MO570: Effects of Dark Chocolate on Inflammation and Oxidative Stress in Patients With Chronic Kidney Disease on Hemodialysis

Abstract

Abstract BACKGROUND AND AIMS Patients with chronic kidney disease (CKD), especially on hemodialysis (HD), have a high prevalence of cardiovascular mortality, with oxidative stress (OE) and inflammation as the main contributors. Persistent inflammation from the early stages of CKD is caused by several factors, including increased production of reactive oxygen species (ROS), leading to OE, which in turn induces inflammation by activating the nuclear factor-kB pathway, causing the overproduction of inflammatory cytokines such as tumour necrosis factor-alpha (TNF-α) and interleukins (IL). Dark chocolate is rich in polyphenols, which have antioxidant, anti-inflammatory and cardioprotective properties, and it could be an alternative nonpharmacological to mitigate inflammation and complications of CKD. Therefore, this study aimed to evaluate the effects of dark chocolate on oxidative stress and inflammation in patients with CKD on HD. METHODS This is a longitudinal clinical trial performed with 46 patients with CKD on a regular dialysis program (3 dialysis sessions per week).
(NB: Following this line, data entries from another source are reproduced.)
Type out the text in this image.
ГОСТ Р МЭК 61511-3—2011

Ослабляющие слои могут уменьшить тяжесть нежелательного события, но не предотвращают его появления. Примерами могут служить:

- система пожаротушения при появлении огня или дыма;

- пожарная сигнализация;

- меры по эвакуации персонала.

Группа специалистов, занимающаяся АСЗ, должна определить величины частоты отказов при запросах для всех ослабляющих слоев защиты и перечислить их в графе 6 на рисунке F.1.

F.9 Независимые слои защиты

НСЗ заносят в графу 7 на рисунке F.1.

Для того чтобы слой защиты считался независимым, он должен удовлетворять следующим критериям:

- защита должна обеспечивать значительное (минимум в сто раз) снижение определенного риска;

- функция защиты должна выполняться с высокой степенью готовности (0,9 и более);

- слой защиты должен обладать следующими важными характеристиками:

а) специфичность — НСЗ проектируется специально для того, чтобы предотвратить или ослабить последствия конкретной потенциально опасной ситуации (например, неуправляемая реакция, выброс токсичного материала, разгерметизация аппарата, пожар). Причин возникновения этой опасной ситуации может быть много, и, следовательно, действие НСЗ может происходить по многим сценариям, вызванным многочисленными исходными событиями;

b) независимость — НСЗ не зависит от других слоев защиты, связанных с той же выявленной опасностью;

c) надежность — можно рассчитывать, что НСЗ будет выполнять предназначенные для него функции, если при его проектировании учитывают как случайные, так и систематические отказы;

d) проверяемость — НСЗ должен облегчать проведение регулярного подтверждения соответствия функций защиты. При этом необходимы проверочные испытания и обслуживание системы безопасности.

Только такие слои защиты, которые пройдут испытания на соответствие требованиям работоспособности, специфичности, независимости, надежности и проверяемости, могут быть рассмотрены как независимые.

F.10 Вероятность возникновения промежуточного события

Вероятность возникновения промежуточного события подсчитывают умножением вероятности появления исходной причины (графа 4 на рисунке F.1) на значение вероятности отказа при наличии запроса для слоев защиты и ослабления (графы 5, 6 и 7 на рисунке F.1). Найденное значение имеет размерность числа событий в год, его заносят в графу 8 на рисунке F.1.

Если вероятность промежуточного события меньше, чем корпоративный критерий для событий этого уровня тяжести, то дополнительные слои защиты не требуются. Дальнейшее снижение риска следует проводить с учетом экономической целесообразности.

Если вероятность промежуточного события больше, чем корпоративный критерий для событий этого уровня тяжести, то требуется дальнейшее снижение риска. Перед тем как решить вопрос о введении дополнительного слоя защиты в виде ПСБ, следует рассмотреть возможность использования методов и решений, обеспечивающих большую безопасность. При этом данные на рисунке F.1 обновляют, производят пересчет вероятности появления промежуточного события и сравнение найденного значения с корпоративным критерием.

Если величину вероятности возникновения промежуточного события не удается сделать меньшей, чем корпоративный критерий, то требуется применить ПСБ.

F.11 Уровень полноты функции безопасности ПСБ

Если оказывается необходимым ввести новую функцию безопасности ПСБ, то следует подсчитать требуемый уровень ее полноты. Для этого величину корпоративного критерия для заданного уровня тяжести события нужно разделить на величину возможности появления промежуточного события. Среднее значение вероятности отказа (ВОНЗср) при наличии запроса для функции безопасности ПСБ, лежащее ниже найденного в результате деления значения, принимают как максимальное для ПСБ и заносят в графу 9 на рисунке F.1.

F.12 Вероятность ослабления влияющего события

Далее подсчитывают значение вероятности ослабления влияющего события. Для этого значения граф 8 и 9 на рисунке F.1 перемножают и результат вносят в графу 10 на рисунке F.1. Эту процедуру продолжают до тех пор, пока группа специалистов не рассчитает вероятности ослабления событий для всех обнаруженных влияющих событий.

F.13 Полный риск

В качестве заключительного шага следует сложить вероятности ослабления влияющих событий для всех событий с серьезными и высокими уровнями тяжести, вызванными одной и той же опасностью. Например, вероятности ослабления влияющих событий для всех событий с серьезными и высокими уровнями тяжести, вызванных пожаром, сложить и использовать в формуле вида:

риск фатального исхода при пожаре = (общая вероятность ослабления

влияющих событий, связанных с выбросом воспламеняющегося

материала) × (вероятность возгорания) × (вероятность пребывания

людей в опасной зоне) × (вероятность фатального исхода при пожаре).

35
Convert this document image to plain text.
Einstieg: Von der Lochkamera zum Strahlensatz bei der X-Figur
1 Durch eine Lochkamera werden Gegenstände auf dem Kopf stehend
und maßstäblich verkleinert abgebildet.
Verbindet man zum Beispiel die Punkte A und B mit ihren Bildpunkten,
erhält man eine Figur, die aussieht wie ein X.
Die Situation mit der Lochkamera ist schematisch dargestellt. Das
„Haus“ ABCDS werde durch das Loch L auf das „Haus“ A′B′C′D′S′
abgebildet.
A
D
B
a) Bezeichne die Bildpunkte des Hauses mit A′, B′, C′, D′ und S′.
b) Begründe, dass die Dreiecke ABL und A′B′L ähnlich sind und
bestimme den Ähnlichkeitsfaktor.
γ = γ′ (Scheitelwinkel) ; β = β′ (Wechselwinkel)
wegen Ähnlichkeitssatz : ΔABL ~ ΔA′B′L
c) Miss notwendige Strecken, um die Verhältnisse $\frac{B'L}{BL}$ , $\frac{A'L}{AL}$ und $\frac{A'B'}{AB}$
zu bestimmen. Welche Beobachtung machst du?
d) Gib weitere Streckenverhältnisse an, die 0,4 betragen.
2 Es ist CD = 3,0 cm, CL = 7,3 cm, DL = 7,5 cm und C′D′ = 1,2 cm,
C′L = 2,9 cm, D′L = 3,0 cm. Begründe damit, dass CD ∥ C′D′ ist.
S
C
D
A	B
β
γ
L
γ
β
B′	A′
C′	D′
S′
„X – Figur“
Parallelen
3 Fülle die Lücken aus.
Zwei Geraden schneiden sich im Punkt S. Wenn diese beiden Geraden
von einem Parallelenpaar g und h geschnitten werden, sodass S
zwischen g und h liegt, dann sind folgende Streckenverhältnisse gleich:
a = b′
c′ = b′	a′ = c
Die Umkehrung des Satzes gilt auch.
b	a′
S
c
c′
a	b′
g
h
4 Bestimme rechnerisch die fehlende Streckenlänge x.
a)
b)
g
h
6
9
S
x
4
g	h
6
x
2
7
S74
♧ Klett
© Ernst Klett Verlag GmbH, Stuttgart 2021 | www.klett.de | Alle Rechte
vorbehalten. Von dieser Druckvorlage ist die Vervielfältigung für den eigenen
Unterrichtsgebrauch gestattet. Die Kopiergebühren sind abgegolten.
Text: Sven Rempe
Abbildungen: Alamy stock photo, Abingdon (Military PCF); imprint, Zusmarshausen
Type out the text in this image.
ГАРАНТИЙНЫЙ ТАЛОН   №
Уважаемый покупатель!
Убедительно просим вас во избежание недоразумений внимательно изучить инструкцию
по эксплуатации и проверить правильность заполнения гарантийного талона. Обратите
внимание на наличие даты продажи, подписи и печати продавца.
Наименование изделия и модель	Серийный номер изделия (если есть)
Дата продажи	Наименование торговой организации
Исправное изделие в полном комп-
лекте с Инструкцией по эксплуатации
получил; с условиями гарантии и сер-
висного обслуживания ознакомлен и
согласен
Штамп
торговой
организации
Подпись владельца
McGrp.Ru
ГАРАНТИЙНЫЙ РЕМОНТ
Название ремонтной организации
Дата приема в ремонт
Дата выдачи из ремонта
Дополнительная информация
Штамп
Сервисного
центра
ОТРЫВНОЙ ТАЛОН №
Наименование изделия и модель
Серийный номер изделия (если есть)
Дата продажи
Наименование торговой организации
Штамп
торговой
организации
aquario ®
A group received 40 g of dark chocolate during HD sessions, totaling 120 g per week, for 2 months, and a group did not receive any intervention. Plasma levels of TNF-α and IL-6 were evaluated using the ELISA method. Thiobarbituric acid reactive substances were performed to evaluate lipid peroxidation as malondialdehyde (MDA). Routine parameters were also analyzed using commercial kits. Changes in parameters were evaluated between the pre- and post-treatment. RESULTS Thirty-five patients performed the chocolate group (18 men, 53.4 ± 12.9 years old and 43.2 ± 30 months on HD) and 11 patients (7 men, 46.7 ± 10.9 years old and 55.2 ± 18.7 months on HD) the control group. Although TNF-α plasma levels did not reduce significantly after chocolate, the levels were increased in the control group (Table 1 and Fig. 1). The potassium plasma levels were reduced (from 5.9 ± 0.8 to 5.5 ± 0.8 mg/dL, P < 0.05) and phosphorus plasma levels did not change in the chocolate group (5.9 ± 1.7 to 5.8 ± 1.6 mg/dL). In the control group, both parameters did not change after 2 months. CONCLUSION Two months of dark chocolate intervention seem to modulate the TNF-α plasma levels (inflammation marker) in patients with CKD on hemodialysis. It is important to emphasize that dark intervention in this study did not increase the phosphorus plasma levels in patients with CKD on HD.